Harry Ricketts — Noddy

page 74

Harry Ricketts

Noddy

(in mem Richard Gilmore, 1952–2010)

Noddy: that was what we used to call you
because all that scary first term,
skipping lectures and half-falling in love,
you nearly drove us mad, telling that joke.

     One morning bright and early in Toyland
     Noddy woke up, got out of bed,
     looked out the window and said ‘Hello, Sun’
     and the Sun said ‘Hello, Little Noddy.’

Your fair hair was always carefully brushed.
You wore ties, pink shirts, hush puppies
(I might have invented the hush puppies),
had a raspberries-and-cream complexion.

     Then Noddy got dressed, put on his blue hat
     with the tinkly bell at the tip
     and thought he would go and see his best friend
     Big-Ears; so he walked out of his front door.

Once over dinner in the Taj Mahal,
Turl Street—now also gone—you said
what a good housemaster I’d make. I sulked.
I had long hair, beads, played Pink Floyd, read Oz.

     And whom should Noddy meet but Mr Plod
     the Policeman and Mr Plod
     said ‘Hello, Little Noddy’ and Noddy
     said ‘Hello, Mr Plod’ and he walked on.

page 75 That first summer vac we met up in Rome,
wandered around the Piazza
Navona, got drunk, made plans, laughed a lot,
never mentioned that quick flick of your eyes.

     And whom should Noddy meet next but Mr
     Golly and Mr Golly said
     ‘Hello, Little Noddy’ and Noddy said
     ‘Hello, Mr Golly’ and he walked on.

By this point in the joke you’d usually
be spluttering. I wish I’d known
the ‘Mad Man’ you, still more the later you
who helped in drug and alcohol centres.

     And when Noddy reached Big-Ears’ toadstool house,
     he knocked on the door and Big-Ears
     opened the door and Noddy said ‘Hello,
     Big-Ears’ and Big-Ears said ‘Fuck off, Noddy!’

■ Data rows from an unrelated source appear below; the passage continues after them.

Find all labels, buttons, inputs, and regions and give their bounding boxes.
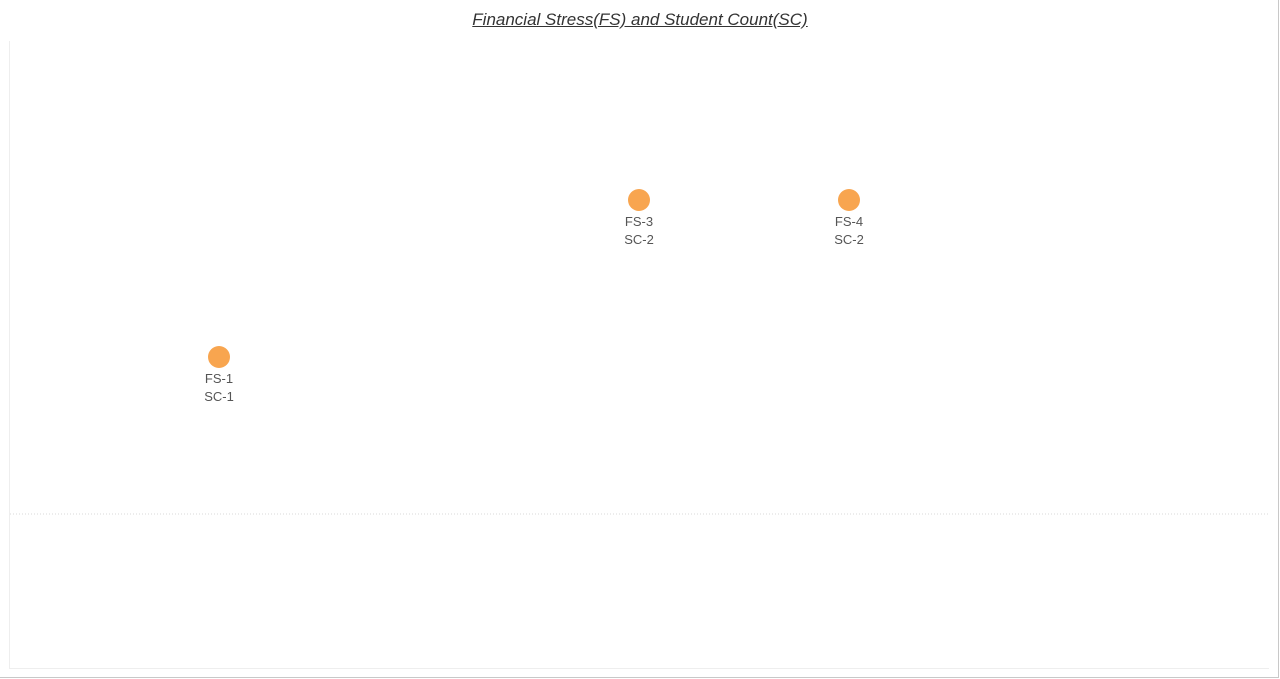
data-label-fs: FS-1 — [205, 371, 233, 386]
data-label-fs: FS-4 — [835, 214, 863, 229]
data-label-fs: FS-3 — [625, 214, 653, 229]
data-point[interactable] — [628, 189, 650, 211]
scatter-plot: FS-1 SC-1 FS-3 SC-2 FS-4 SC-2 — [10, 189, 1268, 515]
data-label-sc: SC-2 — [624, 232, 654, 247]
data-point[interactable] — [208, 346, 230, 368]
data-label-sc: SC-2 — [834, 232, 864, 247]
data-label-sc: SC-1 — [204, 389, 234, 404]
data-point[interactable] — [838, 189, 860, 211]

I like to think of you best as Thisbe
in that Midsummer Night’s Dream in Keble
College Gardens we did after Finals.
Every night the audience would crack up

when you squeaked ‘These lily lips,/This cherry
nose,/These yellow cowslip cheeks’, burr-
ing dead Pyramus’s lips with a finger.
By the end we were all corpsing, holding back the tears.